We are deeply worried and concerned that the European Commission, after its second-stage consultation with the social partners, is planning to proceed with a legislative initiative on minimum wages—a proposal, which will not respect treaty limitations and be counterproductive for a social Europe built on robust, multi-employer collective bargaining.
As the Scandinavian trade union movement, on the fourth of September we sent our own reply to the commission.
The European Union treaties protect national wage-setting, along with freedom of association and the right to strike, from EU legislation.
Protect national wage-setting
While there is a need for social cohesion and improved working conditions in Europe, article 153.5 of the Treaty on the Functioning of the European Union clearly states that every member state is responsible for its own wage-setting system.
This is a logical and necessary safeguard, since labour-market systems vary widely.
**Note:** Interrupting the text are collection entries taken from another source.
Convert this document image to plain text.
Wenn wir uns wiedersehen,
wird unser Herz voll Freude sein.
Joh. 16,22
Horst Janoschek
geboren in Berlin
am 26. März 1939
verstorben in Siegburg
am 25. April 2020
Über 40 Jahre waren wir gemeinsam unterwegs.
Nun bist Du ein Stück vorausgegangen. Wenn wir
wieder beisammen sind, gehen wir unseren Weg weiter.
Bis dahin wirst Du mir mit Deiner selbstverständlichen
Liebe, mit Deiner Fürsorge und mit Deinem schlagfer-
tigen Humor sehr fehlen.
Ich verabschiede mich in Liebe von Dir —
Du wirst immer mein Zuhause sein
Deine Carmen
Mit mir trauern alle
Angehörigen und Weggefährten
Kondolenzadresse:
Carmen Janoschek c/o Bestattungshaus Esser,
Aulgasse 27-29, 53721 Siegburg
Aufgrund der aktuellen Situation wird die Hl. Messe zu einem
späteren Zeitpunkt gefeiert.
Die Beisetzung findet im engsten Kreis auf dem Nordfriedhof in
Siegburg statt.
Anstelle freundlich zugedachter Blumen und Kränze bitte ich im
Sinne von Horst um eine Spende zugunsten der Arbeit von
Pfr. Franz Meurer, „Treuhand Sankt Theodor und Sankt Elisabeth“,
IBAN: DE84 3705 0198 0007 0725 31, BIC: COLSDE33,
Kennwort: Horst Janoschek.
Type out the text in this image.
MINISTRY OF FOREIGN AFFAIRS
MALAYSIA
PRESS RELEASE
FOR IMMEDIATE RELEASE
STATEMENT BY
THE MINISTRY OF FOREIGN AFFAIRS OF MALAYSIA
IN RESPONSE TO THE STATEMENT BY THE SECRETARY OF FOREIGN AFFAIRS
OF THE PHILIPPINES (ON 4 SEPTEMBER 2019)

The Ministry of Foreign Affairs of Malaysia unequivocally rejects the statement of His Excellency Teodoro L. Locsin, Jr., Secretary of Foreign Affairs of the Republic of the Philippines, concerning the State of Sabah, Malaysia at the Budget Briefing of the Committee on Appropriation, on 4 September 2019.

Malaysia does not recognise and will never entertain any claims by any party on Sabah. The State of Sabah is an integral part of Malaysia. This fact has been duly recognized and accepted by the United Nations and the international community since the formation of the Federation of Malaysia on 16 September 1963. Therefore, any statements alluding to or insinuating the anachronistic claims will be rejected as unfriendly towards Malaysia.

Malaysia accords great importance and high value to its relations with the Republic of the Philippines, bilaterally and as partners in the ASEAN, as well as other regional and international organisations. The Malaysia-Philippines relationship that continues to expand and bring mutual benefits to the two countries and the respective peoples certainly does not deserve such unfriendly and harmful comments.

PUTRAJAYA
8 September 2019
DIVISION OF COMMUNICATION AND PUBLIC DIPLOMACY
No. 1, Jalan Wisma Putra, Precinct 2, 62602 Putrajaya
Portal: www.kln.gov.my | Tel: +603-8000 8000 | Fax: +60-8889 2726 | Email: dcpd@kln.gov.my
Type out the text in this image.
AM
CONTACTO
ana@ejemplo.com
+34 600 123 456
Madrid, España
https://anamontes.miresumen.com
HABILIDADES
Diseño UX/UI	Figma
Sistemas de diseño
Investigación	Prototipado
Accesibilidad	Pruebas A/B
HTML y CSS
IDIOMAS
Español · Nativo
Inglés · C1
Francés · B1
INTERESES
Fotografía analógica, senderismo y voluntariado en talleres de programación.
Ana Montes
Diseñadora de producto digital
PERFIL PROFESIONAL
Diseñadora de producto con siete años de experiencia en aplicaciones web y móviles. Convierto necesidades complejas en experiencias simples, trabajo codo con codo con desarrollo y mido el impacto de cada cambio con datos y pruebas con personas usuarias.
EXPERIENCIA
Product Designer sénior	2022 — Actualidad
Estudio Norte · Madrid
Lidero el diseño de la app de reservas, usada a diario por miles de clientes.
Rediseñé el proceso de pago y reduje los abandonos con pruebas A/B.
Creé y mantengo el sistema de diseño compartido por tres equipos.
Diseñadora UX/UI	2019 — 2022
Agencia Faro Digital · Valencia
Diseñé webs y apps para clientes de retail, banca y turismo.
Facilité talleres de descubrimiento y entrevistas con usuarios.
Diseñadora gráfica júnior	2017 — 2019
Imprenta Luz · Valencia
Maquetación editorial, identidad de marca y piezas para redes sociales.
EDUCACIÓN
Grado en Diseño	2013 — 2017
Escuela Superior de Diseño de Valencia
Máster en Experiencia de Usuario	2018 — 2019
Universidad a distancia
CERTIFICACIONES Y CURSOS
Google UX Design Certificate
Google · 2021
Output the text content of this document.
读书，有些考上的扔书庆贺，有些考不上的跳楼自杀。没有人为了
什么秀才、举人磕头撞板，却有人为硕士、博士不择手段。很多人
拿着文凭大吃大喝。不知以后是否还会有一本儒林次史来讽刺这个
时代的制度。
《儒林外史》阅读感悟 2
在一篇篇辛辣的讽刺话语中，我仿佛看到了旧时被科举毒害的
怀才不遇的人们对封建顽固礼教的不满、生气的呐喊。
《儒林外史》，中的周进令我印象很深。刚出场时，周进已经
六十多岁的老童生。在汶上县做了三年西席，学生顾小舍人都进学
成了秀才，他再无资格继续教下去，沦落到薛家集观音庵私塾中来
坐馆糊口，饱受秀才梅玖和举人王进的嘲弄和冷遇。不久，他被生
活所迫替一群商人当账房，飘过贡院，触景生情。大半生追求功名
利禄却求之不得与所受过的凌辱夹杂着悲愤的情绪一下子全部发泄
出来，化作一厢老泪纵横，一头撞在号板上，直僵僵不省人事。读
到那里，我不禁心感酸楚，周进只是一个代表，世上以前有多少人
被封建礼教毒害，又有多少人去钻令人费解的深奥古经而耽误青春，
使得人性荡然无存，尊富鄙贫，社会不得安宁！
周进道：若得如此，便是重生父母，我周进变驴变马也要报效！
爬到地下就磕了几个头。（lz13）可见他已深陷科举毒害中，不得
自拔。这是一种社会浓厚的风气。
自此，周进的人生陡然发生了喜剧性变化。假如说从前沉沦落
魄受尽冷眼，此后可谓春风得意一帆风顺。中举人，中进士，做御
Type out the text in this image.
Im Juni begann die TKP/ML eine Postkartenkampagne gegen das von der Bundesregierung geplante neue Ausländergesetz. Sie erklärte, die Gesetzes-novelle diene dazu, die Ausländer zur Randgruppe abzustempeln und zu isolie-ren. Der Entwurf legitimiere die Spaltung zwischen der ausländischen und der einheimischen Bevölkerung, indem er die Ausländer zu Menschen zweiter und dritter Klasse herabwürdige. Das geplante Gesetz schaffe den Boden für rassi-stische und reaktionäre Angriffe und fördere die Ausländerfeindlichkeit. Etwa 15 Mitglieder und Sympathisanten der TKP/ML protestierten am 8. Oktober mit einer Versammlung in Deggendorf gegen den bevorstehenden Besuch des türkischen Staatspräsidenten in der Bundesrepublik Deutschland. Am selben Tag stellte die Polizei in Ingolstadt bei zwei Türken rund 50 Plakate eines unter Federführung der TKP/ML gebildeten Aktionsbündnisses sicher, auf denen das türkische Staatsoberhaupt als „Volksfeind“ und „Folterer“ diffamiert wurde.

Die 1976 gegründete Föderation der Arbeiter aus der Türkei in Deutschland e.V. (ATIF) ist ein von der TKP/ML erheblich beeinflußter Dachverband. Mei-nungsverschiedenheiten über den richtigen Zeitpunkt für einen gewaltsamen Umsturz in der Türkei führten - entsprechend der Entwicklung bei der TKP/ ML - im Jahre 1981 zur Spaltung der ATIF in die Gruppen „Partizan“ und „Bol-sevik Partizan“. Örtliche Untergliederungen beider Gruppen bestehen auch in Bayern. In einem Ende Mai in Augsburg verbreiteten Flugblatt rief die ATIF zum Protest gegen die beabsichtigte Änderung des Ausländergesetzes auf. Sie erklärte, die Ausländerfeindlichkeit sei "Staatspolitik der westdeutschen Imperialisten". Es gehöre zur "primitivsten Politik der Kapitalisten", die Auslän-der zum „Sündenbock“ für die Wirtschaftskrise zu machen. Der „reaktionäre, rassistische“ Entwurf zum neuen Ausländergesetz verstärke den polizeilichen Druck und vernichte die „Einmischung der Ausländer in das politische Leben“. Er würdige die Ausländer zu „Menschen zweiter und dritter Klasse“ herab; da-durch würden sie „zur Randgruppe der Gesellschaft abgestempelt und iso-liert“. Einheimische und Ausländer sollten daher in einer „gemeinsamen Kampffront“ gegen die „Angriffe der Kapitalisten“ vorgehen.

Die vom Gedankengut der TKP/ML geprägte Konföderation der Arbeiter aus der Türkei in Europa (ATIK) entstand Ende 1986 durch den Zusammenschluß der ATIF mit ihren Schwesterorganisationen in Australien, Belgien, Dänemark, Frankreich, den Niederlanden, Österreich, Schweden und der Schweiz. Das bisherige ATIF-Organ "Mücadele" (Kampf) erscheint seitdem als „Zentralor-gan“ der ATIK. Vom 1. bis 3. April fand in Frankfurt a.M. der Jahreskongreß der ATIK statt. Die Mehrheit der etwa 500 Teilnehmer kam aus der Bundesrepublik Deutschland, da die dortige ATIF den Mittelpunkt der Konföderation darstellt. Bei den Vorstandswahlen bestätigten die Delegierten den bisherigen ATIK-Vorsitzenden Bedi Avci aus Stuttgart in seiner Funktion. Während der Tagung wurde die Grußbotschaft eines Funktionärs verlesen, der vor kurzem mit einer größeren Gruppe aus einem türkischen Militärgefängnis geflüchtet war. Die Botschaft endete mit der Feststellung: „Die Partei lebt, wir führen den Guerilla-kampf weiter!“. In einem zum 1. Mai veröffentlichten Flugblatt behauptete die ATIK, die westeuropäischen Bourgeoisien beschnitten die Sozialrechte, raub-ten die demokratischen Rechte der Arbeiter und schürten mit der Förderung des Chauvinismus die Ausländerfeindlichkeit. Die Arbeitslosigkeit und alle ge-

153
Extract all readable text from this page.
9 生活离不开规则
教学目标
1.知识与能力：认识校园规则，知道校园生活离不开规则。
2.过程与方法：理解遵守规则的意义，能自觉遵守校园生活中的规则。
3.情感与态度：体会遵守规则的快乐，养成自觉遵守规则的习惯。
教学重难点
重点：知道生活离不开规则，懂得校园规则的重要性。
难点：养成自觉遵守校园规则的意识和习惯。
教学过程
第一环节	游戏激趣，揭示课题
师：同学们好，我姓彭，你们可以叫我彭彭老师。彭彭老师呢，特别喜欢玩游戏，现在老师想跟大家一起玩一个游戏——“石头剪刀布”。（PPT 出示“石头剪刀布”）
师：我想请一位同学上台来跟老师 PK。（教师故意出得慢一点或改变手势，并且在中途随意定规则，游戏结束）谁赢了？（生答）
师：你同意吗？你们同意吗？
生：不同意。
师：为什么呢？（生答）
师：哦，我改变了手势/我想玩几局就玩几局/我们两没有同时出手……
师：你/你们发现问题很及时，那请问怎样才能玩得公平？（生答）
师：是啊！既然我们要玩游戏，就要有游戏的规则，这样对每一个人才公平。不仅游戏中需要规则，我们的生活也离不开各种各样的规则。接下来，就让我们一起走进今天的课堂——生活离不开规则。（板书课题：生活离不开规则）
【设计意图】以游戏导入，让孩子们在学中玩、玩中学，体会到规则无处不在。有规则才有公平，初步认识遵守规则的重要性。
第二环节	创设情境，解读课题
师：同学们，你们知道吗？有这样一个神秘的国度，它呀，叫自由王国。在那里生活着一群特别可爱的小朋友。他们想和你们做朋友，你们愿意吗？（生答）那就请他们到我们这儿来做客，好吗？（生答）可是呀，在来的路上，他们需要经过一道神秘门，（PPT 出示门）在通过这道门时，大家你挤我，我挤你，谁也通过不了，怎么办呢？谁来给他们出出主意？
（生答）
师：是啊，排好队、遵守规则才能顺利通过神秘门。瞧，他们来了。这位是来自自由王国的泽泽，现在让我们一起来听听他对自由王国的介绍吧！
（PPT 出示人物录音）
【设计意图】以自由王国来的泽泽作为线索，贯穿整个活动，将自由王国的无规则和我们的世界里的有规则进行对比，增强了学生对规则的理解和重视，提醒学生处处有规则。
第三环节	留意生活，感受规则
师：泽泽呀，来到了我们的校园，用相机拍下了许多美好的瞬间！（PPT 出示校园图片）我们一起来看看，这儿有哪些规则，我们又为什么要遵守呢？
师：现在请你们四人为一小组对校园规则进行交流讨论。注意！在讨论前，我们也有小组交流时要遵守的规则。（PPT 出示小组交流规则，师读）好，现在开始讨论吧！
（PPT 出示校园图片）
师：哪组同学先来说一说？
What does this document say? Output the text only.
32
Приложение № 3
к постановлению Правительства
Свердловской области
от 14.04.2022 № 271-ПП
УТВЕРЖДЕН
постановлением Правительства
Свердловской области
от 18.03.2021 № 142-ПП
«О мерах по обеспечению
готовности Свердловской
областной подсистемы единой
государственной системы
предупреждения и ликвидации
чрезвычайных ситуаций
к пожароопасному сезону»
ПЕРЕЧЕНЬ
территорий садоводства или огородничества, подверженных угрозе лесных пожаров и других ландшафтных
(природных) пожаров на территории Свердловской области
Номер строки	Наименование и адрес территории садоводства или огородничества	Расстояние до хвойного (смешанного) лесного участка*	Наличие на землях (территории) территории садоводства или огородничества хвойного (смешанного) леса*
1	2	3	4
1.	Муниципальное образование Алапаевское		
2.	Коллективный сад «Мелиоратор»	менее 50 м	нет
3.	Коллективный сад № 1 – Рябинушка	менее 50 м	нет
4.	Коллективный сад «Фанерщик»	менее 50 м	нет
Accepting that the EU has the power to legislate on wages would put us on a dangerous path.
Not only would this give the EU tools to increase or decrease wage levels. It could also mean that other areas crucial to the functioning of labour markets, such as the right of association and the right to strike, could become subject to EU regulation.
Article 153.5 is and has been important for all countries with collective, self-regulatory labour-market systems and is a precondition of our countries’ membership in, or affiliation with, the EU. Ever since it was promulgated, these exemptions have constituted a crucial protection for Nordic collective-agreement models.
We need to protect the autonomy of the social partners, which are primarily responsible for the functioning of our labour markets. Neither our national governments and parliaments nor the EU institutions should interfere in wage-setting.
The commission has promised to protect the Nordic model—a promise which sounds good but which is impossible to keep in relation to the introduction of EU legislation on wages. A directive, once adopted, is applicable to all member states. Thorough legal analyses show that there are and would not be any waterproof exceptions for one or several countries or labour-market systems.
We fear that an EU directive would interfere with the social partners’ wage-setting and lead to a broader intrusion into the autonomy of trade unions and employers. In our countries, a directive would have direct and negative effects on collective bargaining and wage-setting, and ultimately on actual wage levels.
We do acknowledge the need for higher wages and better-functioning labour markets. But what Europe needs is more collective bargaining and stronger social partners, not a straitjacket on social dialogue and wage-setting, which would not only be detrimental to Scandinavian labour markets but also risk harming social dialogue in other member states.
Those arguing in favour of minimum-wage legislation often refer to this as a way to increase the legitimacy of the EU in the eyes of citizens. But in many member states the contrary is the case: interfering in well-functioning labour markets would lead to a loss of legitimacy and less support for the EU.